Where I live in Wales it is soon apparent that if you don’t know anything about mosses and the like you are going to miss out on a lot of the local flora. When I walked up on the mountain tops earlier in the winter it is apparent they make up a very large proportion of the ground cover. In fact there is so much moss the sheep seem to spend most of their time stood next to the road as this is one of the places where the grass grows well.
So in order to address my ignorance I purchased the British Bryological Society field guide to mosses and liverworts. The guide seeks to attract
‘.. many to bryology for the first time, and in doing so transform a backwater of natural history into an accessible and popular interest’(Atherton et al)piii
It provides a number of galleries of illustrations to compare with the found specimen and point to the photographs and descriptions that form the main part of the book. There is also a more detailed key. However the book recognises that the mosses cannot be identified to species level just with a hand lens and the guide alone
‘If you wish to identify every moss and liverwort you find, you will need to use a microscope in order to see such small features, and a Flora in order to identify these species.(Atherton et al) p3
So armed with the field guide the first likely plant I came across was this,
Of course it didn’t appear in the first gallery pages and although I had a hunch it was a liverwort there was little in the field guide to point me in the right direction. Luckily the British Bryological Society produces a number of resources on its website such as the usefully titled ‘What is a bryophyte’ and ‘Sorting the mosses from the liverworts’ by Sharon Pilkington.
Most of the time mosses look like mosses and liverworts look different enough to place them in the correct dichotomous key. (Field Bryology Number 103 Feb 2011 p50)
Which basically says they look different! This was more useful from Scottish Natural Heritage
Mosses have stems with leaves and, with the exception of the bog-mosses (Sphagnum), have a superficially uniform structure which masks a considerable complexity and variation.
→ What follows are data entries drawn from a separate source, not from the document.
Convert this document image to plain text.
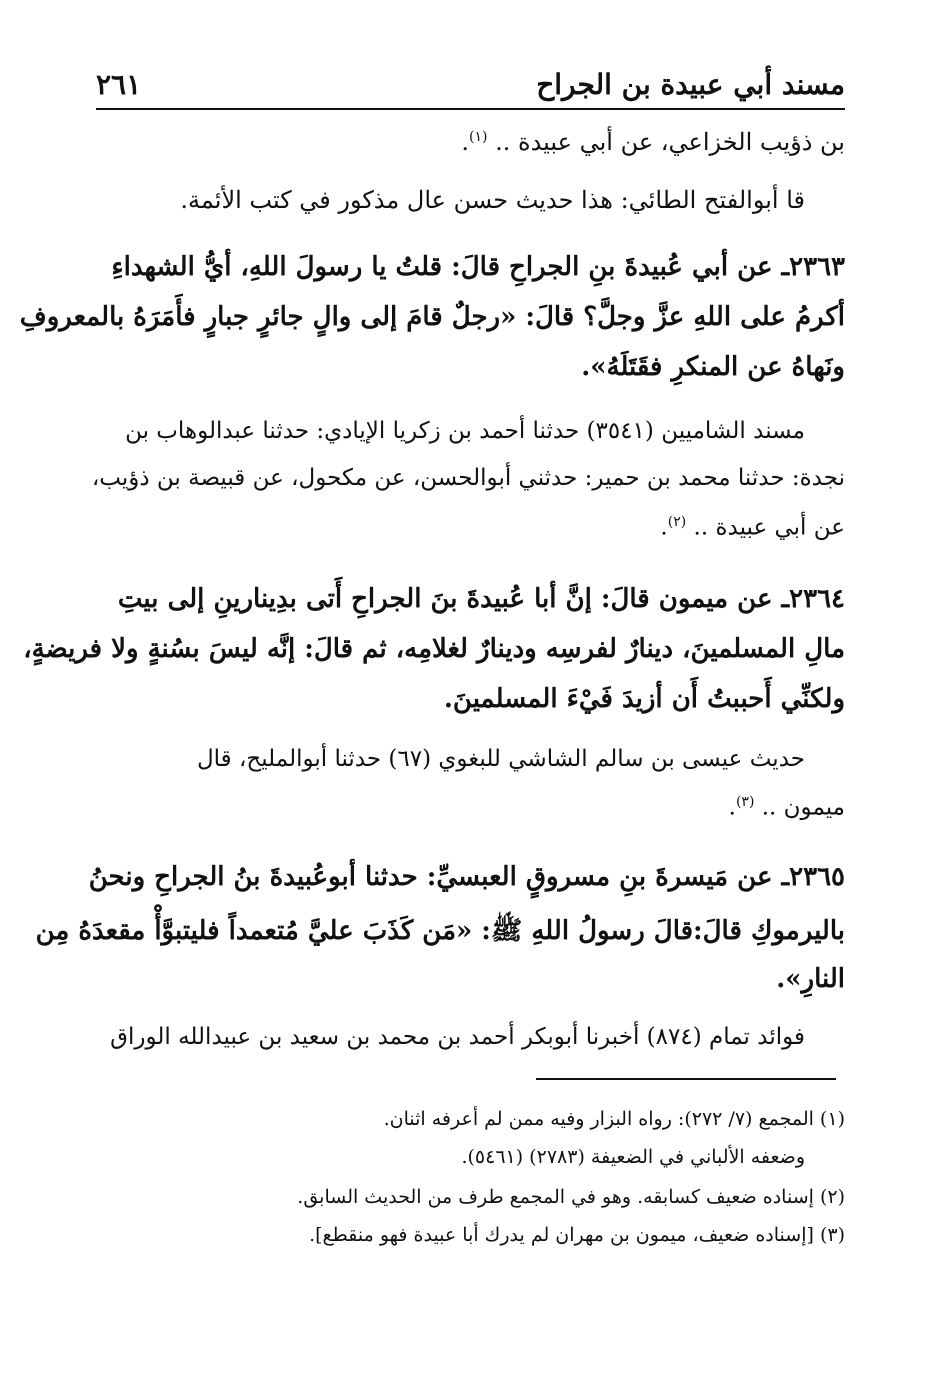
مسند أبي عبيدة بن الجراح
٢٦١
بن ذؤيب الخزاعي، عن أبي عبيدة .. $^{(١)}$.
قا أبوالفتح الطائي: هذا حديث حسن عال مذكور في كتب الأئمة.
٢٣٦٣ـ عن أبي عُبيدةَ بنِ الجراحِ قالَ: قلتُ يا رسولَ اللهِ، أيُّ الشهداءِ
أكرمُ على اللهِ عزَّ وجلَّ؟ قالَ: «رجلٌ قامَ إلى والٍ جائرٍ جبارٍ فأَمَرَهُ بالمعروفِ
ونَهاهُ عن المنكرِ فقَتَلَهُ».
مسند الشاميين (٣٥٤١) حدثنا أحمد بن زكريا الإيادي: حدثنا عبدالوهاب بن
نجدة: حدثنا محمد بن حمير: حدثني أبوالحسن، عن مكحول، عن قبيصة بن ذؤيب،
عن أبي عبيدة .. $^{(٢)}$.
٢٣٦٤ـ عن ميمون قالَ: إنَّ أبا عُبيدةَ بنَ الجراحِ أَتى بدِينارينِ إلى بيتِ
مالِ المسلمينَ، دينارٌ لفرسِه ودينارٌ لغلامِه، ثم قالَ: إنَّه ليسَ بسُنةٍ ولا فريضةٍ،
ولكنِّي أَحببتُ أَن أزيدَ فَيْءَ المسلمينَ.
حديث عيسى بن سالم الشاشي للبغوي (٦٧) حدثنا أبوالمليح، قال
ميمون .. $^{(٣)}$.
٢٣٦٥ـ عن مَيسرةَ بنِ مسروقٍ العبسيِّ: حدثنا أبوعُبيدةَ بنُ الجراحِ ونحنُ
باليرموكِ قالَ:قالَ رسولُ اللهِ ﷺ: «مَن كَذَبَ عليَّ مُتعمداً فليتبوَّأْ مقعدَهُ مِن
النارِ».
فوائد تمام (٨٧٤) أخبرنا أبوبكر أحمد بن محمد بن سعيد بن عبيدالله الوراق
(١) المجمع (٧/ ٢٧٢): رواه البزار وفيه ممن لم أعرفه اثنان.
وضعفه الألباني في الضعيفة (٢٧٨٣) (٥٤٦١).
(٢) إسناده ضعيف كسابقه. وهو في المجمع طرف من الحديث السابق.
(٣) [إسناده ضعيف، ميمون بن مهران لم يدرك أبا عبيدة فهو منقطع].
There are two very different forms of liverwort. Like mosses, leafy liverworts have stems and leaves but the leaves are arranged differently on the stem, often with two leaves placed laterally and a row of smaller ‘underleaves’ below. There is a much greater variety of leaf shape and ornamentation than in mosses and a very different fruiting body.
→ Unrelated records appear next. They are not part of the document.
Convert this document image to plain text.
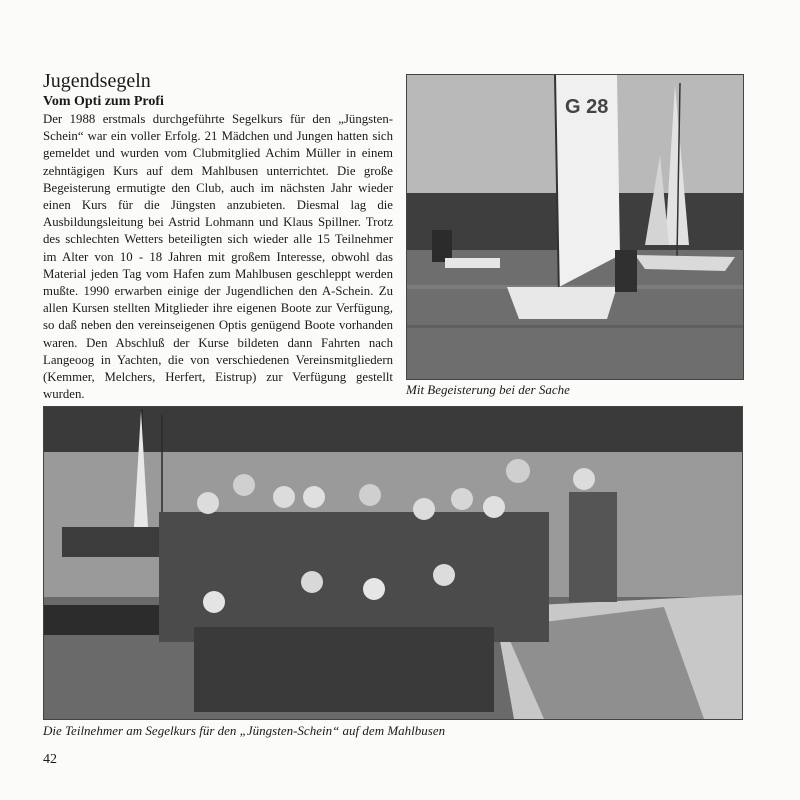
Jugendsegeln
Vom Opti zum Profi

Der 1988 erstmals durchgeführte Segelkurs für den „Jüngsten-Schein“ war ein voller Erfolg. 21 Mädchen und Jungen hatten sich gemeldet und wurden vom Clubmitglied Achim Müller in einem zehntägigen Kurs auf dem Mahlbusen unterrichtet. Die große Begeisterung ermutigte den Club, auch im nächsten Jahr wieder einen Kurs für die Jüngsten anzubieten. Diesmal lag die Ausbildungsleitung bei Astrid Lohmann und Klaus Spillner. Trotz des schlechten Wetters beteiligten sich wieder alle 15 Teilnehmer im Alter von 10 - 18 Jahren mit großem Interesse, obwohl das Material jeden Tag vom Hafen zum Mahlbusen geschleppt werden mußte. 1990 erwarben einige der Jugendlichen den A-Schein. Zu allen Kursen stellten Mitglieder ihre eigenen Boote zur Verfügung, so daß neben den vereinseigenen Optis genügend Boote vorhanden waren. Den Abschluß der Kurse bildeten dann Fahrten nach Langeoog in Yachten, die von verschiedenen Vereinsmitgliedern (Kemmer, Melchers, Herfert, Eistrup) zur Verfügung gestellt wurden.

G 28

Mit Begeisterung bei der Sache

Die Teilnehmer am Segelkurs für den „Jüngsten-Schein“ auf dem Mahlbusen

42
The other group of liverworts lacks the differentiation into stems and leaves and consists of a strap of green tissue. These species are usually called ‘thalloid’ liverworts.
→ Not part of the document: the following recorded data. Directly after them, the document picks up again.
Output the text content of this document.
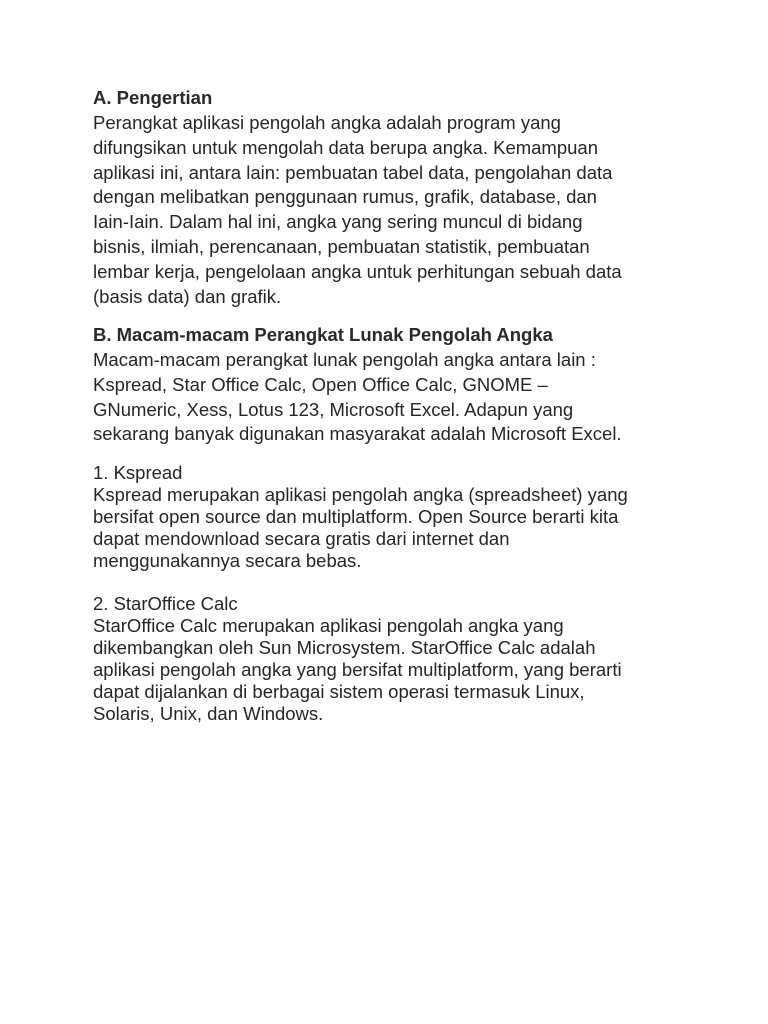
A. Pengertian

Perangkat aplikasi pengolah angka adalah program yang
difungsikan untuk mengolah data berupa angka. Kemampuan
aplikasi ini, antara lain: pembuatan tabel data, pengolahan data
dengan melibatkan penggunaan rumus, grafik, database, dan
Iain-Iain. Dalam hal ini, angka yang sering muncul di bidang
bisnis, ilmiah, perencanaan, pembuatan statistik, pembuatan
lembar kerja, pengelolaan angka untuk perhitungan sebuah data
(basis data) dan grafik.

B. Macam-macam Perangkat Lunak Pengolah Angka

Macam-macam perangkat lunak pengolah angka antara lain :
Kspread, Star Office Calc, Open Office Calc, GNOME –
GNumeric, Xess, Lotus 123, Microsoft Excel. Adapun yang
sekarang banyak digunakan masyarakat adalah Microsoft Excel.

1. Kspread

Kspread merupakan aplikasi pengolah angka (spreadsheet) yang
bersifat open source dan multiplatform. Open Source berarti kita
dapat mendownload secara gratis dari internet dan
menggunakannya secara bebas.

2. StarOffice Calc

StarOffice Calc merupakan aplikasi pengolah angka yang
dikembangkan oleh Sun Microsystem. StarOffice Calc adalah
aplikasi pengolah angka yang bersifat multiplatform, yang berarti
dapat dijalankan di berbagai sistem operasi termasuk Linux,
Solaris, Unix, dan Windows.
I don’t think I’ll even bother with hornworts at the moment!
So I think this is a thalloid liverwort with no distinct stem and as it wasn’t in the gallery I had to try the key. This was actually quite good and I think that is likely to be one of Preissia quadrata or Reboulia hemisphaerica , note the raised pores in the centre of polygonal markings on the thallus surface.
Any way it inspired me to make this small drawing, following the style of Graham Sutherland who used natural objects to create surreal forms.